Un nouveau bilan établi par un groupe composé de médecins légistes et d'experts de la Guardia civil, chargé d'identifier les victimes, fait état de 77 morts parmi les migrants qui ont tenté de rejoindre l'enclave espagnole de Ceuta depuis le Maroc. Sur l'ensemble des corps, seules deux personnes ont pu être identifiées grâce à leurs empreintes digitales.

La très grande majorité des victimes n'a donc pas encore pu être formellement reconnue, ce qui laisse présager un travail d'identification long et délicat pour les équipes médico-légales. Ces opérations se déroulent dans un contexte particulièrement tendu, alors que les recherches se poursuivent autour de l'enclave.

Ce nouveau décompte intervient alors que la préfecture de Ceuta avait déjà revu à la hausse, mardi 4 août, le bilan de cette crise migratoire, portant le nombre de victimes à 75. Les chiffres officiels restent toutefois inférieurs aux évaluations avancées par des ONG marocaines, qui évoquent jusqu'à 130 morts et des dizaines de disparus.

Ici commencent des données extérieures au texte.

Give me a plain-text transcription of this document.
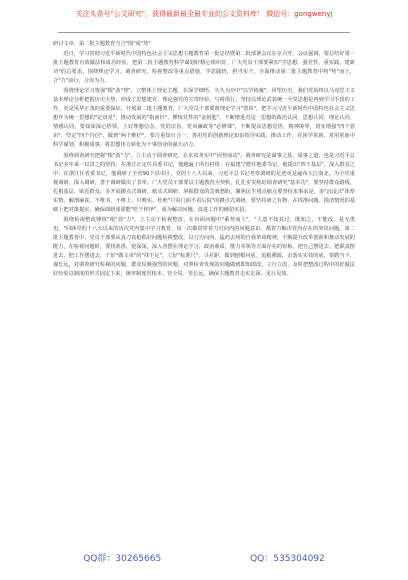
关注头条号"公文研究"，获得最新最全最专业的公文资料库！ 微信号：gongwenyj
研讨文章：第二批主题教育当合"围"成"势"

近日，学习贯彻习近平新时代中国特色社会主义思想主题教育第一批总结暨第二批部署会议在京召开。会议强调，要总结好第一批主题教育有效做法和成功经验，把第二批主题教育科学谋划好精心组织好。广大党员干部要紧扣"学思想、强党性、重实践、建新功"的总要求，围绕理论学习、调查研究、检视整改等重点措施，学思践悟，担当实干，全面推动第二批主题教育中将"势"而上，合"力"前行，合攻为力。

围绕理论学习筑强"根"劲"势"，立整体上理论主题，在深学细悟、久久为功中"以学铸魂"。回望历史，我们党始终以马克思主义基本理论分析把握历史大势，形成了思想建党、理论强党的宝贵经验。与时俱行，坚持以理论武装统一全党思想是再到学习手段的工作，更是风华正茂的重要保证。开展第二批主题教育，广大党员干部要将理论学习"置顶"，把学习习近平新时代中国特色社会主义思想作为统一思想的"定盘星"，推动发展的"指南针"，锤炼党性的"金钥匙"，不断增进对这一思想的政治认同、思想认同、理论认同、情感认同。要知深深心悟领，上好理想信念、党的宗旨、党风廉政等"必修课"，不断提高思想觉悟、精神境界，切实增强"四个意识"、坚定"四个自信"、做到"两个维护"。要注重知行合一，善用党的创新理论知识指导实践，推动工作，在读学常新、常用常新中科学谋划、积极成事，将思想伟力转化为干事创业的强大动力。

围绕调查研究把握"根"劲"力"，立主动于调查研究，在求真务实中"因势而动"。调查研究是谋事之基、成事之道，也是习近平总书记多年来一以贯之的坚持；在浙江正定任县委书记，他跑遍了所有村组；在福建宁德任地委书记，他提出"四下基层"，深入群众之中；在浙江任省委书记，他调研了全省90个县市区，党的十八大以来，习近平总书记考察调研的足迹更是遍布大江南北。为全党重视调研、深入调研，善于调研做出了表率。广大党员干部要以主题教育为契机，扎扎实实练好调查研究"基本功"，要坚持群众路线，扎根基层、贴近群众，多开展蹲点式调研、纸头式调研，掌握群众的急难愁盼，聚焦民生堵点痛点要坚持求事求是，多"沉浸式"体察实情，解剖麻雀，不唯书、不唯上、只唯实，杜绝"只看门面不看后院"的蹲点式调研，要坚持研之有物，在找准问题、摸清情况的基础上把对策提实，确保调研成果能"吃干榨净"，成为解决问题、改进工作的硬招实招。

围绕检视整改锤炼"根"劲"力"，立主动于检视整改，在直面问题中"乘势而上"，"人患不知其过，既知之，不能改，是无勇也。"回顾党的十八大以来的历次党内集中学习教育，每一次都贯穿着刀刃向内的问题意识。都着力解决党内存在的突出问题。第二批主题教育中，党员干部要从真刀真枪抓好问题检视整改，以刀刃向内、猛药去疴的自我革命精神，不断提升改革创新和推动发展的能力，在检视问题时，要找准准、挖深深，深入查摆在理论学习、政治素质、能力本领等方面存在的短板，把自己摆进去、把职责摆进去、把工作摆进去，干好"做文章"的"找不足"，立好"标准尺"，寻差距，做到刨根问底，追根溯源，击落实实效的底，要聘当下，谋长远，对调查研究检视的问题、群众反映强烈的问题、对照检查发现的问题做到即知即改、立行立改，及时把整改过程中的好做法好经验以制度的形式固定下来，统率制度管根本、管全局、管长远，确保主题教育走实走深、见行见效。

QQ群：30265665	QQ：535304092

L'écart entre ces différents bilans illustre la difficulté à établir un décompte exact dans une situation où les corps sont dispersés et où de nombreuses personnes manquent encore à l'appel. Les organisations non gouvernementales marocaines, qui suivent la situation sur le terrain, estiment que le nombre réel de victimes pourrait être nettement plus élevé que celui retenu par les autorités espagnoles.

Ce drame remet au premier plan la situation singulière de Ceuta, enclave espagnole située sur la côte nord du Maroc, dont la souveraineté est contestée par Rabat. Ce territoire, à la fois européen et africain, se trouve au cœur des tensions migratoires entre les deux rives de la Méditerranée et constitue l'une des portes d'entrée de l'Union européenne sur le continent africain.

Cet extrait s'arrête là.